A median price of €3,193 per m2 in 2021
As is the case for houses and land, these square metre prices increase in value every year. According to Immotop data, the median sale price of a garage/parking space in Luxembourg in 2019 was €40,707. The following year it was €44,197 and in 2021 it rose to €56,625. The median size of a parking space has also increased, from 16.99 to 20.7m2. The price increase is confirmed by looking at the median price per square metre: €2,174 in 2019, €2,380 in 2020 and €3,193 in 2021. This is of course far below the median square metre price of houses and flats, which was €9,558 in the fourth quarter of 2021 on Immotop.lu.
But like residential property, the cost of parking spaces also explodes the closer it is to the capital. The median price per m2 was €84,000 in 2021 on Immotop.lu in Luxembourg City.
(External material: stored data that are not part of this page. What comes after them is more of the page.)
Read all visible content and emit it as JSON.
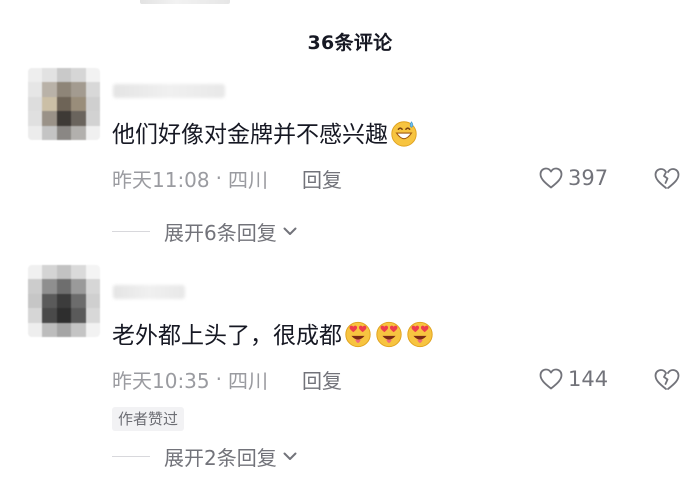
{
  "header": {
    "title": "36条评论"
  },
  "comments": [
    {
      "text": "他们好像对金牌并不感兴趣",
      "emojis": [
        "grinning-sweat-emoji"
      ],
      "time": "昨天11:08",
      "separator": "·",
      "location": "四川",
      "reply_label": "回复",
      "likes": "397",
      "author_liked": "",
      "expand_label": "展开6条回复"
    },
    {
      "text": "老外都上头了，很成都",
      "emojis": [
        "heart-eyes-tongue-emoji",
        "heart-eyes-tongue-emoji",
        "heart-eyes-tongue-emoji"
      ],
      "time": "昨天10:35",
      "separator": "·",
      "location": "四川",
      "reply_label": "回复",
      "likes": "144",
      "author_liked": "作者赞过",
      "expand_label": "展开2条回复"
    }
  ],
  "colors": {
    "primary_text": "#161823",
    "secondary_text": "#9a9ba0",
    "action_text": "#72737a",
    "badge_bg": "#f2f2f4"
  },
  "icons": {
    "like": "heart-outline-icon",
    "dislike": "heart-broken-outline-icon",
    "expand": "chevron-down-icon"
  }
}
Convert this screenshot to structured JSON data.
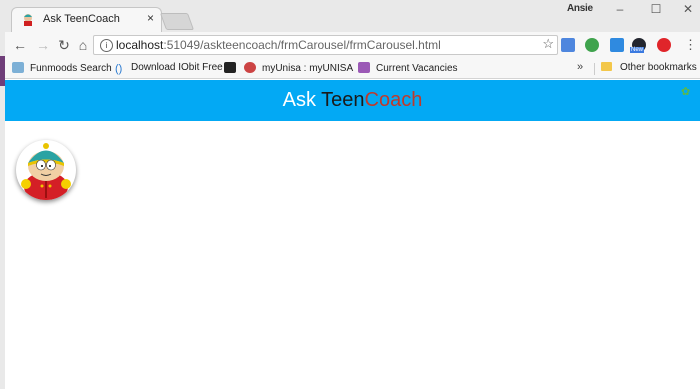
{
  "window": {
    "user_name": "Ansie"
  },
  "tab": {
    "title": "Ask TeenCoach",
    "close_glyph": "×"
  },
  "address_bar": {
    "host": "localhost",
    "path": ":51049/askteencoach/frmCarousel/frmCarousel.html"
  },
  "bookmarks": {
    "items": [
      {
        "label": "Funmoods Search"
      },
      {
        "label": "Download IObit Free"
      },
      {
        "label": ""
      },
      {
        "label": "myUnisa : myUNISA"
      },
      {
        "label": "Current Vacancies"
      }
    ],
    "more": "»",
    "other": "Other bookmarks"
  },
  "page": {
    "brand": {
      "ask": "Ask ",
      "teen": "Teen",
      "coach": "Coach"
    },
    "colors": {
      "header": "#03a9f4",
      "ask": "#ffffff",
      "teen": "#1a1a1a",
      "coach": "#c0392b"
    }
  }
}
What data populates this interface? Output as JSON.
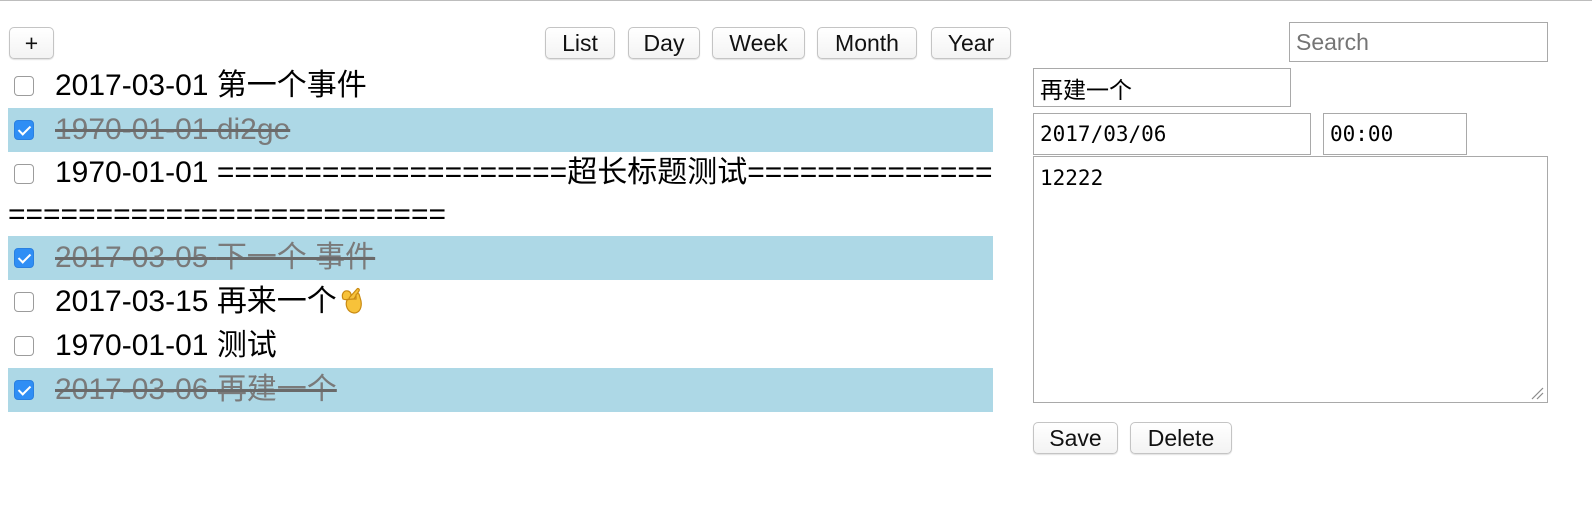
{
  "toolbar": {
    "add_label": "+",
    "views": [
      {
        "label": "List"
      },
      {
        "label": "Day"
      },
      {
        "label": "Week"
      },
      {
        "label": "Month"
      },
      {
        "label": "Year"
      }
    ]
  },
  "search": {
    "placeholder": "Search",
    "value": ""
  },
  "events": [
    {
      "date": "2017-03-01",
      "title": "第一个事件",
      "done": false
    },
    {
      "date": "1970-01-01",
      "title": "di2ge",
      "done": true
    },
    {
      "date": "1970-01-01",
      "title": "====================超长标题测试=======================================",
      "done": false
    },
    {
      "date": "2017-03-05",
      "title": "下一个 事件",
      "done": true
    },
    {
      "date": "2017-03-15",
      "title": "再来一个",
      "done": false,
      "emoji": "ok-hand-icon"
    },
    {
      "date": "1970-01-01",
      "title": "测试",
      "done": false
    },
    {
      "date": "2017-03-06",
      "title": "再建一个",
      "done": true
    }
  ],
  "editor": {
    "title_value": "再建一个",
    "date_value": "2017/03/06",
    "time_value": "00:00",
    "notes_value": "12222",
    "save_label": "Save",
    "delete_label": "Delete"
  },
  "colors": {
    "done_row_bg": "#add8e6",
    "checkbox_checked": "#2f8ef5"
  }
}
It rises to €84,500 in the Gare district and to €89,000 in Bonnevoie.
Prices are rising while supply is falling: the number of parking/garage ads fell by 13.25% between 2019 and 2020, then by 24.65% between 2020 and 2021. The majority of ads, 78.86% at the beginning of 2022, are for rental. "One of the most profitable activities,” according to the real estate website. The average rent is €150 a month for a basic location and €250 for an enclosed private garage.
A wide dispersion
"The evolution of prices has at least followed that of housing," admits Julien Licheron, researcher at the Luxembourg Institute of Socio-Economic Research (Liser). According to him, housing prices have risen "on average by 6% per year since 2010". This compares with +9% and +34% over the last two years if we look at the median price of parking spaces at Immotop, even if we are not comparing the same data.
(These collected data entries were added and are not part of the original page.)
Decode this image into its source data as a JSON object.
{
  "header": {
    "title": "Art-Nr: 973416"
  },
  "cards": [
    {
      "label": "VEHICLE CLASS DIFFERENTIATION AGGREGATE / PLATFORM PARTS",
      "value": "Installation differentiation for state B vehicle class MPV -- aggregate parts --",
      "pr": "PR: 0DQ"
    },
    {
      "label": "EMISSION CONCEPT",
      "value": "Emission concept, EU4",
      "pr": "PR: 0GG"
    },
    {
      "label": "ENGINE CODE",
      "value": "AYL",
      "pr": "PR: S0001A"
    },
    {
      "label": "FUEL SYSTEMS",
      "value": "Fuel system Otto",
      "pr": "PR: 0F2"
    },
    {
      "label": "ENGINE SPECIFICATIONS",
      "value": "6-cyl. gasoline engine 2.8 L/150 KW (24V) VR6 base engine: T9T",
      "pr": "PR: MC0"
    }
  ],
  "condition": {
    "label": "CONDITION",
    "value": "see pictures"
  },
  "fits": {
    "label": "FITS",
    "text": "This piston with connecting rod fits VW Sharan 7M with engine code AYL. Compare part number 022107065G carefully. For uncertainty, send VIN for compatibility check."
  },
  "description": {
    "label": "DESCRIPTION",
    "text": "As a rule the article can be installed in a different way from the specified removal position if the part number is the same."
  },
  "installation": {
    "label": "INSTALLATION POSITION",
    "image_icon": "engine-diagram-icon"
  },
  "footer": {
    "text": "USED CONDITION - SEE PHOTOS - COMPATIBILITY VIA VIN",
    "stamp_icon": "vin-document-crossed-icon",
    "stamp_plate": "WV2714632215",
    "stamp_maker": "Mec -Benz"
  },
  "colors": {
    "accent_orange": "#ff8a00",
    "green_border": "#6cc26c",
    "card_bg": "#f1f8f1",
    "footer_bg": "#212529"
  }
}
The researcher says he is surprised by both the "very high prices: we are talking about an average of 15m2 for €100,000 in Luxembourg City”, and their "distribution, with [some] spaces at €50,000 and others at €200,000" in the same geographical area. This can be explained by the coexistence of two types of sellers: private individuals who do not need their space and are perhaps not aware of the market, and investors. He notes that there are sales of lots of several spaces in the same residence on the one hand, and individual spaces on the other.
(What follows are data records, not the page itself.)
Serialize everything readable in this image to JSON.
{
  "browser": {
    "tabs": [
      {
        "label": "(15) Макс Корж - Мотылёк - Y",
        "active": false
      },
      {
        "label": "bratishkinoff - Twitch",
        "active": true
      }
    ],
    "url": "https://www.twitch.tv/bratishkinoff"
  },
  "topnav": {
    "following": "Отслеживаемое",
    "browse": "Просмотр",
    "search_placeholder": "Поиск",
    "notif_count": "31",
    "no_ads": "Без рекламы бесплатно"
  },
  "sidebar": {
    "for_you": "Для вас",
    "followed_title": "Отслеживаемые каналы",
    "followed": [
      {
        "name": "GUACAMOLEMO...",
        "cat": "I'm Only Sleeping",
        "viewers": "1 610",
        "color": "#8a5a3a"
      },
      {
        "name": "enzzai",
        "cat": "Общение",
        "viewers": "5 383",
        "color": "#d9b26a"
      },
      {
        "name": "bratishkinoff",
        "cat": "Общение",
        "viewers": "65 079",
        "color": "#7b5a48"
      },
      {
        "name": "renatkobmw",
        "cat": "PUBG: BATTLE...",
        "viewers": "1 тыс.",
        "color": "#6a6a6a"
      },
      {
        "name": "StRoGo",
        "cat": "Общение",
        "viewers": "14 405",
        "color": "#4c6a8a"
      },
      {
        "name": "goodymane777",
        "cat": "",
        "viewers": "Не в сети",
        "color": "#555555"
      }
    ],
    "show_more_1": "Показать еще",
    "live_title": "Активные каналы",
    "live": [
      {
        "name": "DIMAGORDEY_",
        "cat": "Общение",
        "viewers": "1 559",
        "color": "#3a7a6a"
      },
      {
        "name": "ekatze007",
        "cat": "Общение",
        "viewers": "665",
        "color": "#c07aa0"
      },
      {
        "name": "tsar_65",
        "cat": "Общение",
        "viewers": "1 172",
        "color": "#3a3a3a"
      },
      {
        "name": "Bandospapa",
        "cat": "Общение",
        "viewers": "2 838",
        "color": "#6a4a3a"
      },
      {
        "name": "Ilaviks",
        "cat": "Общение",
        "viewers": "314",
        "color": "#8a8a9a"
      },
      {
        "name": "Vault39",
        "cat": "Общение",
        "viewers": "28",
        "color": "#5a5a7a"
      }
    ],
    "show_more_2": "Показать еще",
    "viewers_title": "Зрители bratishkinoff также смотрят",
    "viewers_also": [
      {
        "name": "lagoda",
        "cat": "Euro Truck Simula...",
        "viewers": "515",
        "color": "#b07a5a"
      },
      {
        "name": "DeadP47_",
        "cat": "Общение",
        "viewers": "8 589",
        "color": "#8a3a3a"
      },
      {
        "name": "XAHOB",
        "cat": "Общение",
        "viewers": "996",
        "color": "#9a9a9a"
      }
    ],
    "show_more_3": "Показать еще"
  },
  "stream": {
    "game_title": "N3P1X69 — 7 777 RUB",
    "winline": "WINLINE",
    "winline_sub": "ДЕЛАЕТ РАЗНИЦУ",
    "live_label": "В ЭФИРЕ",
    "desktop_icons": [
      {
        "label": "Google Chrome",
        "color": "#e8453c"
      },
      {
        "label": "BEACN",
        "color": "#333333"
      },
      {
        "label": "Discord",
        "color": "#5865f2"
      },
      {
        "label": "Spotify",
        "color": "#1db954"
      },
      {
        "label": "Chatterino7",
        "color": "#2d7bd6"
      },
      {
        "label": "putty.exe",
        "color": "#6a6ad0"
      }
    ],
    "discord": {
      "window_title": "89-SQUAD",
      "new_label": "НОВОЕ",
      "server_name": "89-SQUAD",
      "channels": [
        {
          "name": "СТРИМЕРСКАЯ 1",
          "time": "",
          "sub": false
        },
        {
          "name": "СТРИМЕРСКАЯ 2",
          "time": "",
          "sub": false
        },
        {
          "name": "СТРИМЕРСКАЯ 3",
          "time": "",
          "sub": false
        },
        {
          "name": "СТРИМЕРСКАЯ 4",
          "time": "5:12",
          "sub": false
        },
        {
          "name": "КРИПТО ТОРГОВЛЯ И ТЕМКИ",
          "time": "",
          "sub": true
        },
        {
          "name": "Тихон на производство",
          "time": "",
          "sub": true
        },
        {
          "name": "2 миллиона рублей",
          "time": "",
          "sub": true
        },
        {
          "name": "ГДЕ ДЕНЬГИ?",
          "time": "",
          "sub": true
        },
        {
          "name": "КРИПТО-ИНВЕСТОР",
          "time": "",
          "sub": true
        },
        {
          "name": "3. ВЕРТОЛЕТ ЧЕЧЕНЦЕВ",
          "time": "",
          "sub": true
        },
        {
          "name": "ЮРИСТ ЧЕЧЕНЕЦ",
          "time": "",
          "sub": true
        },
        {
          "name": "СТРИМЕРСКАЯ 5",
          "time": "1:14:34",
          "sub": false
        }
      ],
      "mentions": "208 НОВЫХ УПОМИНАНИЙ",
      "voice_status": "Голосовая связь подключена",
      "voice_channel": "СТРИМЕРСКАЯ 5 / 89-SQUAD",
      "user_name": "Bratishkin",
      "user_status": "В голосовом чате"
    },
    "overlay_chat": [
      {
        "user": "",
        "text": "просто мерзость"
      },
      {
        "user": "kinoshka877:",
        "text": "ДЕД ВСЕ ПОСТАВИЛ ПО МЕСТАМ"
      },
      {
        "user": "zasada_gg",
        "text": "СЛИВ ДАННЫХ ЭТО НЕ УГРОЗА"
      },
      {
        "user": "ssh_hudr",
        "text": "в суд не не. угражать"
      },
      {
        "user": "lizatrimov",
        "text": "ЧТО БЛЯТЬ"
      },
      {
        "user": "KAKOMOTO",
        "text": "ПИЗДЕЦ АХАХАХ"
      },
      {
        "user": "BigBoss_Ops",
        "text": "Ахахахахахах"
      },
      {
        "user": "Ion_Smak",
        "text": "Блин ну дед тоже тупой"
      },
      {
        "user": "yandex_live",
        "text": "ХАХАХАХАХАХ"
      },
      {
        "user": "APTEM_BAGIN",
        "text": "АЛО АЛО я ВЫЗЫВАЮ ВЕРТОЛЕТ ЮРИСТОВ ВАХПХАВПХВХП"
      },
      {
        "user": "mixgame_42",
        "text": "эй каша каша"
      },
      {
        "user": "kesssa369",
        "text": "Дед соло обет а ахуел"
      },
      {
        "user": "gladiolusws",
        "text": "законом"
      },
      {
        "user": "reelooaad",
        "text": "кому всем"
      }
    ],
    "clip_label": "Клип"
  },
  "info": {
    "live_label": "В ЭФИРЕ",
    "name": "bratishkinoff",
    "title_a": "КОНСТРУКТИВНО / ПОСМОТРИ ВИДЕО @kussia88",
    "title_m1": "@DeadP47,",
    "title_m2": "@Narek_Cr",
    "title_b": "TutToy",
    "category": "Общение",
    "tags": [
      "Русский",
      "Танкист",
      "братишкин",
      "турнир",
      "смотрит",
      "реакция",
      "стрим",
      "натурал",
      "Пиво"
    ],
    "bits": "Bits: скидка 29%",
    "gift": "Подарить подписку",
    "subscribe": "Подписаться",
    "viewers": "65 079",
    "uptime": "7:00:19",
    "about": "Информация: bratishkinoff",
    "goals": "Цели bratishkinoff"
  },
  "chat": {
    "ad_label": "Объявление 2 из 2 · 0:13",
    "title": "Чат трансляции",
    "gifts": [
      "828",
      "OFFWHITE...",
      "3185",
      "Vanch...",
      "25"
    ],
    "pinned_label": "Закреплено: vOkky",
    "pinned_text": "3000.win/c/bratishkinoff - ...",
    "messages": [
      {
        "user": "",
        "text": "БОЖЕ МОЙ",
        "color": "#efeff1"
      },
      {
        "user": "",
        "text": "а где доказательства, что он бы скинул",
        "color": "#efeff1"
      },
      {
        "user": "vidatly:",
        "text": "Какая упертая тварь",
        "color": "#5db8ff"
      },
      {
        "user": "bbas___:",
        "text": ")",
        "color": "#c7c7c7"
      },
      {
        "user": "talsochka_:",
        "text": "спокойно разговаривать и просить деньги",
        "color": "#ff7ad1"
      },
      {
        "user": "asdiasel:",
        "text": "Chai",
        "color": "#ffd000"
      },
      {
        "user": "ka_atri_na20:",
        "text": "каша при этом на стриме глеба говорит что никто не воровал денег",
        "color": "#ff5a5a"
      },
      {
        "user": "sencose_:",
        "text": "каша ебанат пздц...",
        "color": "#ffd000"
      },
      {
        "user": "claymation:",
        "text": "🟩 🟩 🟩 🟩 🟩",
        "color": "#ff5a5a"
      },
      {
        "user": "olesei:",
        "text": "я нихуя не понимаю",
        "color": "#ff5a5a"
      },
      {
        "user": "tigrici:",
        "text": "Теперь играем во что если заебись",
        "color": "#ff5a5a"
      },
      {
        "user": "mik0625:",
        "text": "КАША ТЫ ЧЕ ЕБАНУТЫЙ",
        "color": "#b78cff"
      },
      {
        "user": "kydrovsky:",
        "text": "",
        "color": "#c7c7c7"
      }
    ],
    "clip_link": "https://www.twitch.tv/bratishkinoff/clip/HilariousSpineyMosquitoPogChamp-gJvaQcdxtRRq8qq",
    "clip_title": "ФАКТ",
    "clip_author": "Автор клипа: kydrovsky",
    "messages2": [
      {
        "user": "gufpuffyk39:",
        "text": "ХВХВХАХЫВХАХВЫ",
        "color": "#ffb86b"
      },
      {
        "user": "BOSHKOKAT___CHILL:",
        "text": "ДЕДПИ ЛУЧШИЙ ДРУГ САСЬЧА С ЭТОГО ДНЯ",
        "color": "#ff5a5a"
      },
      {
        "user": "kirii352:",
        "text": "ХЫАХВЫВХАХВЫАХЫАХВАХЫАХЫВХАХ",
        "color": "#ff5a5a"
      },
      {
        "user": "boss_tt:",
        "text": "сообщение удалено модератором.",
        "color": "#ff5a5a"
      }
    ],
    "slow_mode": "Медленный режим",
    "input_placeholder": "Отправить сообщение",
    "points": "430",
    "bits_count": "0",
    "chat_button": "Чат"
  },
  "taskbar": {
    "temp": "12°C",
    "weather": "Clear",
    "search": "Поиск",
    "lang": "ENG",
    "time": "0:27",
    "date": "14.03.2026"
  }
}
"I wouldn't be surprised if a parking space was more profitable than a flat, given the low rate of return on a flat," he adds. It is calculated by taking the ratio between the rent and the purchase price and would be 1.5 to 2% per year for a flat, according to Licheron.
The gateway for first-time buyers
This is confirmed by the New Immo agency. "The return is better and the risk is lower,” according to its director, Anne Reuter. Apart from perhaps a few grease stains, there is less chance of deterioration than in a flat. You can count on "€100 to €200 per month guaranteed rent” not to mention the increase in value. It is also easier to evict a tenant who does not pay his rent: "you can put your car in its place".
She notes a significant increase in demand. "As soon as we have a space, we sell it.” This happens six or seven times a year. "We don't sell more parking spaces because we don't have more to sell. But we see that prices have gone up and people are flocking to them. A lot of people are calling us to see if we have any spaces." On the rental side, the agency offers "at least two a month". It is a rare commodity. "Few people have them and put them up for sale," says Reuter. It is often new residences with parking spaces that put the remaining ones up for sale.
"It started with people coming to work in a neighbourhood and needing a place to park," she says. Rather than pay hundreds of euros each month, they preferred to buy. And as "it's a bit of a tradition to invest in bricks and mortar", car parks quickly became "the gateway for first-time buyers, young workers or border workers". The demand has grown since January 2021, when a 20% deposit became necessary to take out a property loan.
For a €400,000 home, for example, it would be necessary to be able to put down 80,000 euros. "People have therefore started to fall back on parking spaces."
A majority of investors
At New Immo, 80% of parking space buyers are investors. "Those who are looking because they need it are less on the lookout," explains Reuter. Most owners have one or two spaces each. A few have "a good ten or so".
Public car parks also sell some spaces, but often ask for proof of address. This is not the case with transactions between private individuals. The real estate agent observes people who rent spaces at an attractive price and sublet them for more.
It remains to be seen whether incentives to choose public transport over the car will reverse this business in the long term.